To determine the prevalence of age-related macular degeneration (AMD) and to examine how retinal drusen, retinal pigmentary abnormalities, and early AMD are related to age, sex, and other risk factors.


A total of 2810 people aged 21 to 84 years participating in the Beaver Dam Offspring Study.


The presence and severity of various characteristics of drusen and other lesions typical of AMD were determined by grading digital color fundus images using the Wisconsin Age-Related Maculopathy Grading System.
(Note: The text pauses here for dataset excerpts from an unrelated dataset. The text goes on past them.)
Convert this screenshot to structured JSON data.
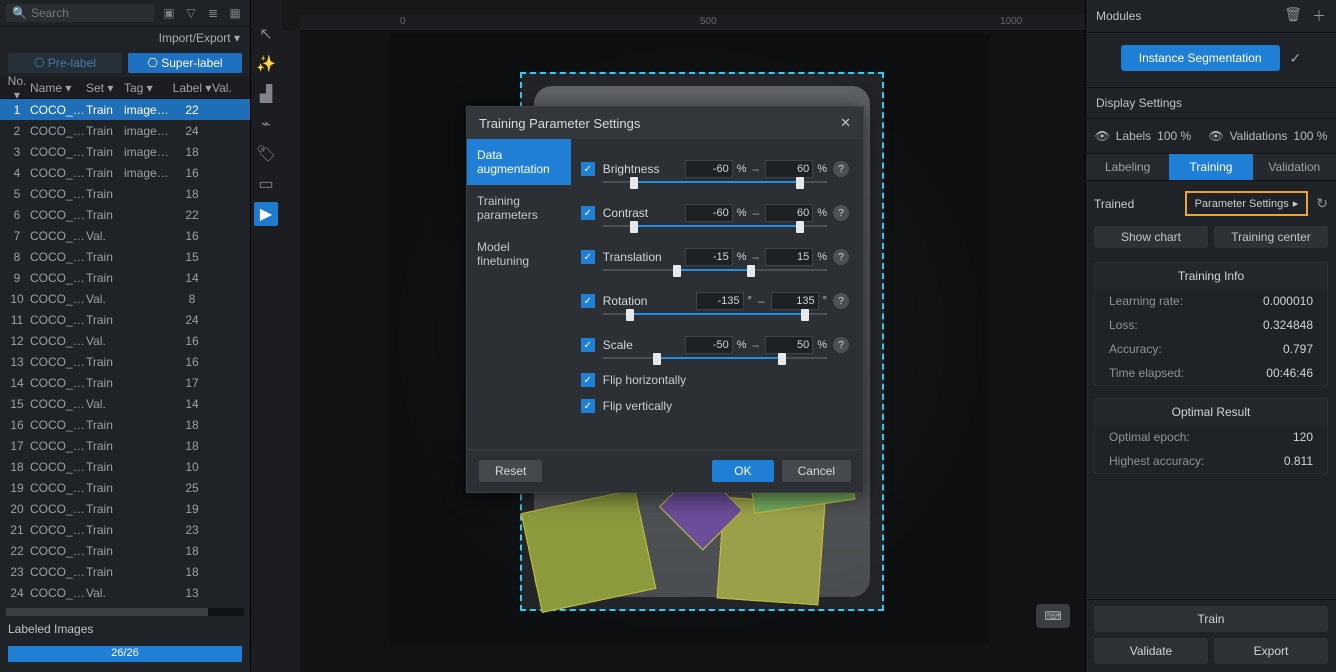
{
  "left": {
    "search_placeholder": "Search",
    "import_export": "Import/Export ▾",
    "prelabel": "⎔  Pre-label",
    "superlabel": "⎔  Super-label",
    "headers": {
      "no": "No. ▾",
      "name": "Name ▾",
      "set": "Set ▾",
      "tag": "Tag ▾",
      "label": "Label ▾",
      "val": "Val."
    },
    "rows": [
      {
        "no": "1",
        "name": "COCO_v...",
        "set": "Train",
        "tag": "image_...",
        "label": "22",
        "sel": true
      },
      {
        "no": "2",
        "name": "COCO_v...",
        "set": "Train",
        "tag": "image_...",
        "label": "24"
      },
      {
        "no": "3",
        "name": "COCO_v...",
        "set": "Train",
        "tag": "image_...",
        "label": "18"
      },
      {
        "no": "4",
        "name": "COCO_v...",
        "set": "Train",
        "tag": "image_...",
        "label": "16"
      },
      {
        "no": "5",
        "name": "COCO_v...",
        "set": "Train",
        "tag": "",
        "label": "18"
      },
      {
        "no": "6",
        "name": "COCO_v...",
        "set": "Train",
        "tag": "",
        "label": "22"
      },
      {
        "no": "7",
        "name": "COCO_v...",
        "set": "Val.",
        "tag": "",
        "label": "16"
      },
      {
        "no": "8",
        "name": "COCO_v...",
        "set": "Train",
        "tag": "",
        "label": "15"
      },
      {
        "no": "9",
        "name": "COCO_v...",
        "set": "Train",
        "tag": "",
        "label": "14"
      },
      {
        "no": "10",
        "name": "COCO_v...",
        "set": "Val.",
        "tag": "",
        "label": "8"
      },
      {
        "no": "11",
        "name": "COCO_v...",
        "set": "Train",
        "tag": "",
        "label": "24"
      },
      {
        "no": "12",
        "name": "COCO_v...",
        "set": "Val.",
        "tag": "",
        "label": "16"
      },
      {
        "no": "13",
        "name": "COCO_v...",
        "set": "Train",
        "tag": "",
        "label": "16"
      },
      {
        "no": "14",
        "name": "COCO_v...",
        "set": "Train",
        "tag": "",
        "label": "17"
      },
      {
        "no": "15",
        "name": "COCO_v...",
        "set": "Val.",
        "tag": "",
        "label": "14"
      },
      {
        "no": "16",
        "name": "COCO_v...",
        "set": "Train",
        "tag": "",
        "label": "18"
      },
      {
        "no": "17",
        "name": "COCO_v...",
        "set": "Train",
        "tag": "",
        "label": "18"
      },
      {
        "no": "18",
        "name": "COCO_v...",
        "set": "Train",
        "tag": "",
        "label": "10"
      },
      {
        "no": "19",
        "name": "COCO_v...",
        "set": "Train",
        "tag": "",
        "label": "25"
      },
      {
        "no": "20",
        "name": "COCO_v...",
        "set": "Train",
        "tag": "",
        "label": "19"
      },
      {
        "no": "21",
        "name": "COCO_v...",
        "set": "Train",
        "tag": "",
        "label": "23"
      },
      {
        "no": "22",
        "name": "COCO_v...",
        "set": "Train",
        "tag": "",
        "label": "18"
      },
      {
        "no": "23",
        "name": "COCO_v...",
        "set": "Train",
        "tag": "",
        "label": "18"
      },
      {
        "no": "24",
        "name": "COCO_v...",
        "set": "Val.",
        "tag": "",
        "label": "13"
      }
    ],
    "labeled_images": "Labeled Images",
    "progress_text": "26/26"
  },
  "center": {
    "tool_label": "Select Tool",
    "ruler": {
      "t0": "0",
      "t500": "500",
      "t1000": "1000"
    }
  },
  "modal": {
    "title": "Training Parameter Settings",
    "tabs": {
      "aug": "Data augmentation",
      "params": "Training parameters",
      "finetune": "Model finetuning"
    },
    "items": {
      "brightness": {
        "label": "Brightness",
        "min": "-60",
        "max": "60",
        "unit": "%",
        "range": [
          14,
          88
        ]
      },
      "contrast": {
        "label": "Contrast",
        "min": "-60",
        "max": "60",
        "unit": "%",
        "range": [
          14,
          88
        ]
      },
      "translation": {
        "label": "Translation",
        "min": "-15",
        "max": "15",
        "unit": "%",
        "range": [
          33,
          66
        ]
      },
      "rotation": {
        "label": "Rotation",
        "min": "-135",
        "max": "135",
        "unit": "°",
        "range": [
          12,
          90
        ]
      },
      "scale": {
        "label": "Scale",
        "min": "-50",
        "max": "50",
        "unit": "%",
        "range": [
          24,
          80
        ]
      },
      "fliph": "Flip horizontally",
      "flipv": "Flip vertically"
    },
    "reset": "Reset",
    "ok": "OK",
    "cancel": "Cancel"
  },
  "right": {
    "modules": "Modules",
    "module_pill": "Instance Segmentation",
    "display_settings": "Display Settings",
    "labels": "Labels",
    "labels_pct": "100 %",
    "validations": "Validations",
    "val_pct": "100 %",
    "tabs": {
      "labeling": "Labeling",
      "training": "Training",
      "validation": "Validation"
    },
    "trained": "Trained",
    "param_settings": "Parameter Settings",
    "show_chart": "Show chart",
    "training_center": "Training center",
    "info": {
      "title": "Training Info",
      "lr": {
        "k": "Learning rate:",
        "v": "0.000010"
      },
      "loss": {
        "k": "Loss:",
        "v": "0.324848"
      },
      "acc": {
        "k": "Accuracy:",
        "v": "0.797"
      },
      "time": {
        "k": "Time elapsed:",
        "v": "00:46:46"
      }
    },
    "optimal": {
      "title": "Optimal Result",
      "epoch": {
        "k": "Optimal epoch:",
        "v": "120"
      },
      "hacc": {
        "k": "Highest accuracy:",
        "v": "0.811"
      }
    },
    "train": "Train",
    "validate": "Validate",
    "export": "Export"
  }
}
Early AMD was present in 3.4% of the cohort and varied from 2.4% in those aged 21 to 34 years to 9.8% in those aged 65 years or older. In a multivariable model (expressed as odds ratio; 95% confidence interval), age (per 5 years of age, 1.22; 1.09-1.36), being male (1.65; 1.01-2.69), more pack-years of cigarettes smoked (1-10 vs 0, 1.31; 0.75-2.29; >or=11 vs 0, 1.67; 1.03-2.73), higher serum high-density lipoprotein cholesterol level (per 5 mg/dL, 0.91; 0.83-0.998), and hearing impairment (2.28; 1.41-3.71) were associated with early AMD. There were no associations of blood pressure level, body mass index, physical activity level, history of heavy drinking, white blood cell count, hematocrit level, platelet count, serum total cholesterol level, or carotid intimal-medial thickness with early AMD.


These data indicate that early AMD is infrequent before age 55 years but increases with age thereafter. Early AMD is related to modifiable risk factors, eg, smoking and serum high-density lipoprotein cholesterol level.